Kaden stared. A part of his mind moved, a part he thought he had long since tamed, something sluggish but powerful as a winter bear prodded from its slumber. The Shin had taught him to put away his terror, but here, in the tent’s low firelight, seated across from the god, Kaden felt that terror stirring once more.

“I know who you are,” he said, his own voice so low he wasn’t certain that he’d spoken.

Long Fist just smiled. “Of course you do.”

“And I know what you want.”

“No,” the priest replied. “You do not. You understand the edges, perhaps. You see the faintest outline, but the beating heart of it all-you are far from holding that in your fist.”

“You want Annur destroyed.”

“Annur.” Long Fist nodded. “It is a perversion.”

Something about the tent-maybe the sweet smoke, the heat, the closeness of the air-made Kaden’s head swim. The shaman spoke flawless Annurian, but the words seemed new and strange on his tongue, the collected syllables threatening to dissipate like steam above a boiling kettle, to decohere, their meaning lost in the silty air.

Long Fist continued to sit as he had been sitting all along-cross-legged, one hand in his lap, the other holding the bone pipe-but he seemed larger somehow, or smaller, like a massive statue seen from a great distance. Though Kaden himself was also sitting, he felt suddenly that he might pitch forward into the fire, that the earth beneath him were shifting, lifting up, shoveling him toward the flames. The feeling was so intense that he nearly reached out a hand to arrest his nonexistent slide. With great effort he dragged his gaze from the glaciated blue of Long Fist’s eyes to the fire’s vermillion. When the sight of the fire had burned away his mind’s smoke, he slid into the vaniate.

Inside the trance, the dislocation vanished. The smoke remained, but it was only smoke.
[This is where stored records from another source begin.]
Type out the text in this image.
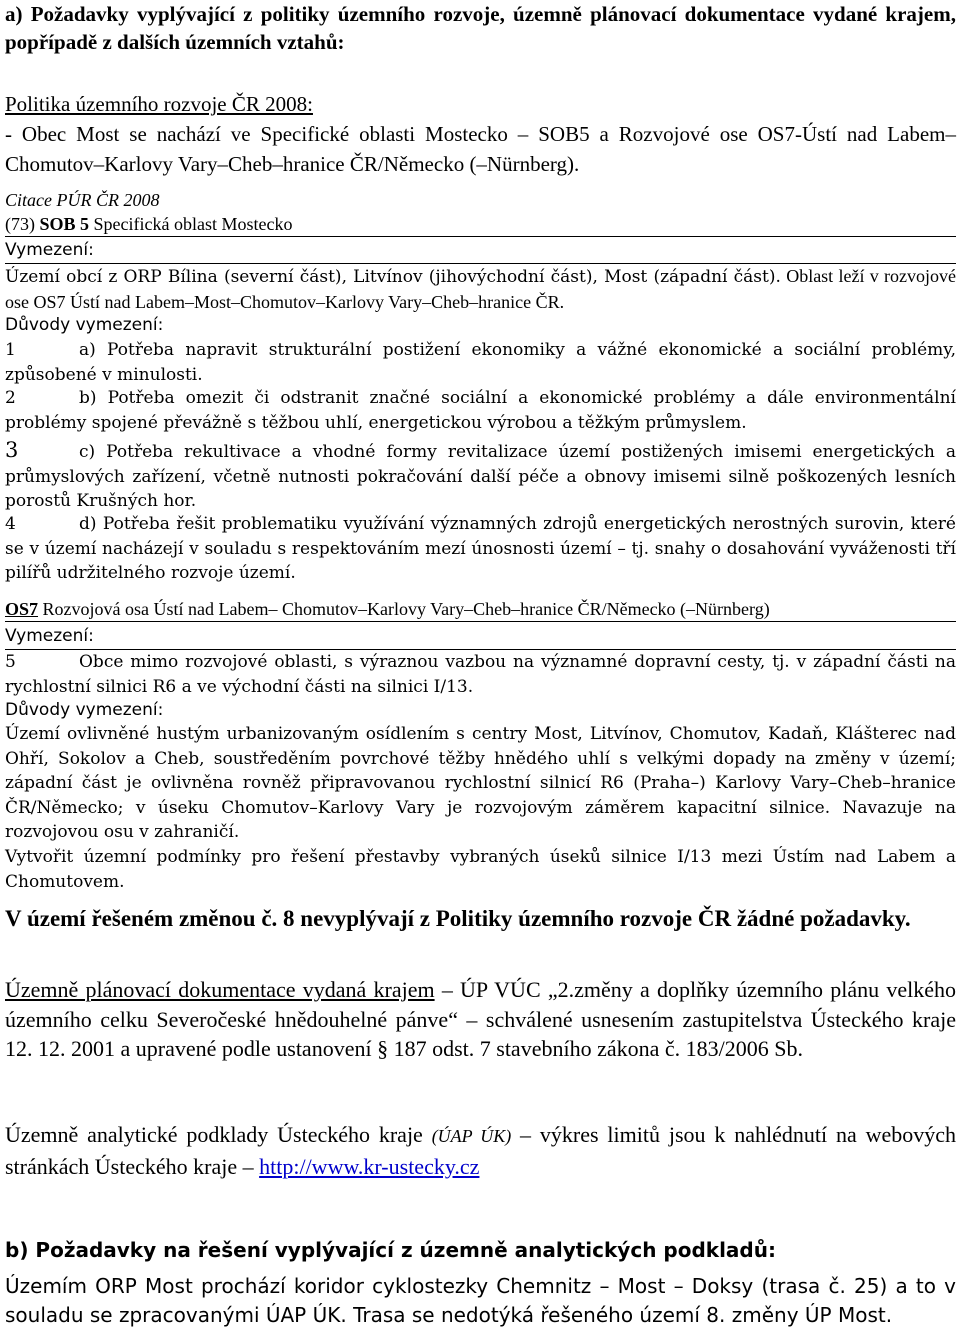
a) Požadavky vyplývající z politiky územního rozvoje, územně plánovací dokumentace vydané krajem, popřípadě z dalších územních vztahů:
Politika územního rozvoje ČR 2008:
- Obec Most se nachází ve Specifické oblasti Mostecko – SOB5 a Rozvojové ose OS7-Ústí nad Labem– Chomutov–Karlovy Vary–Cheb–hranice ČR/Německo (–Nürnberg).
Citace PÚR ČR 2008
(73) SOB 5 Specifická oblast Mostecko
Vymezení:
Území obcí z ORP Bílina (severní část), Litvínov (jihovýchodní část), Most (západní část). Oblast leží v rozvojové ose OS7 Ústí nad Labem–Most–Chomutov–Karlovy Vary–Cheb–hranice ČR.
Důvody vymezení:
1	a) Potřeba napravit strukturální postižení ekonomiky a vážné ekonomické a sociální problémy, způsobené v minulosti.
2	b) Potřeba omezit či odstranit značné sociální a ekonomické problémy a dále environmentální problémy spojené převážně s těžbou uhlí, energetickou výrobou a těžkým průmyslem.
3	c) Potřeba rekultivace a vhodné formy revitalizace území postižených imisemi energetických a průmyslových zařízení, včetně nutnosti pokračování další péče a obnovy imisemi silně poškozených lesních porostů Krušných hor.
4	d) Potřeba řešit problematiku využívání významných zdrojů energetických nerostných surovin, které se v území nacházejí v souladu s respektováním mezí únosnosti území – tj. snahy o dosahování vyváženosti tří pilířů udržitelného rozvoje území.
OS7 Rozvojová osa Ústí nad Labem– Chomutov–Karlovy Vary–Cheb–hranice ČR/Německo (–Nürnberg)
Vymezení:
5	Obce mimo rozvojové oblasti, s výraznou vazbou na významné dopravní cesty, tj. v západní části na rychlostní silnici R6 a ve východní části na silnici I/13.
Důvody vymezení:
Území ovlivněné hustým urbanizovaným osídlením s centry Most, Litvínov, Chomutov, Kadaň, Klášterec nad Ohří, Sokolov a Cheb, soustředěním povrchové těžby hnědého uhlí s velkými dopady na změny v území; západní část je ovlivněna rovněž připravovanou rychlostní silnicí R6 (Praha–) Karlovy Vary–Cheb–hranice ČR/Německo; v úseku Chomutov–Karlovy Vary je rozvojovým záměrem kapacitní silnice. Navazuje na rozvojovou osu v zahraničí.
Vytvořit územní podmínky pro řešení přestavby vybraných úseků silnice I/13 mezi Ústím nad Labem a Chomutovem.
V území řešeném změnou č. 8 nevyplývají z Politiky územního rozvoje ČR žádné požadavky.
Územně plánovací dokumentace vydaná krajem – ÚP VÚC „2.změny a doplňky územního plánu velkého územního celku Severočeské hnědouhelné pánve“ – schválené usnesením zastupitelstva Ústeckého kraje 12. 12. 2001 a upravené podle ustanovení § 187 odst. 7 stavebního zákona č. 183/2006 Sb.
Územně analytické podklady Ústeckého kraje (ÚAP ÚK) – výkres limitů jsou k nahlédnutí na webových stránkách Ústeckého kraje – http://www.kr-ustecky.cz
b) Požadavky na řešení vyplývající z územně analytických podkladů:
Územím ORP Most prochází koridor cyklostezky Chemnitz – Most – Doksy (trasa č. 25) a to v souladu se zpracovanými ÚAP ÚK. Trasa se nedotýká řešeného území 8. změny ÚP Most.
He was still sweating in that dense, wet heat, but the sweat meant nothing. It slid down his skin, but his skin, too, meant nothing. The body he had worn for so many years-it was a feeble thing compared to this great roofless emptiness. He watched the flame for a few heartbeats. There was a stillness in that ever-shifting blaze, a stillness he recognized. When Kaden finally raised his eyes, Long Fist’s pipe froze halfway to his pursed lips. For the first time he looked surprised.

“You remind me of your father,” he said finally. “I did not expect this of one so young.”

“What did you know of my father?”

The shaman spread his hands. “We met. Several times. Like you, the flesh weighed less heavily upon him than it does on the rest of your kind.”

“Where did you meet?” Kaden asked. “Why?”

“On the hub where the gates converge. And why? This is a question with many answers. He wanted peace with the Urghul-”

“And you wanted to destroy Annur.”

Long Fist took a long pull on the pipe, held the smoke in his lungs, then watched Kaden as he blew it out.

“It is difficult to hear a thing when your ears are filled with your own words.”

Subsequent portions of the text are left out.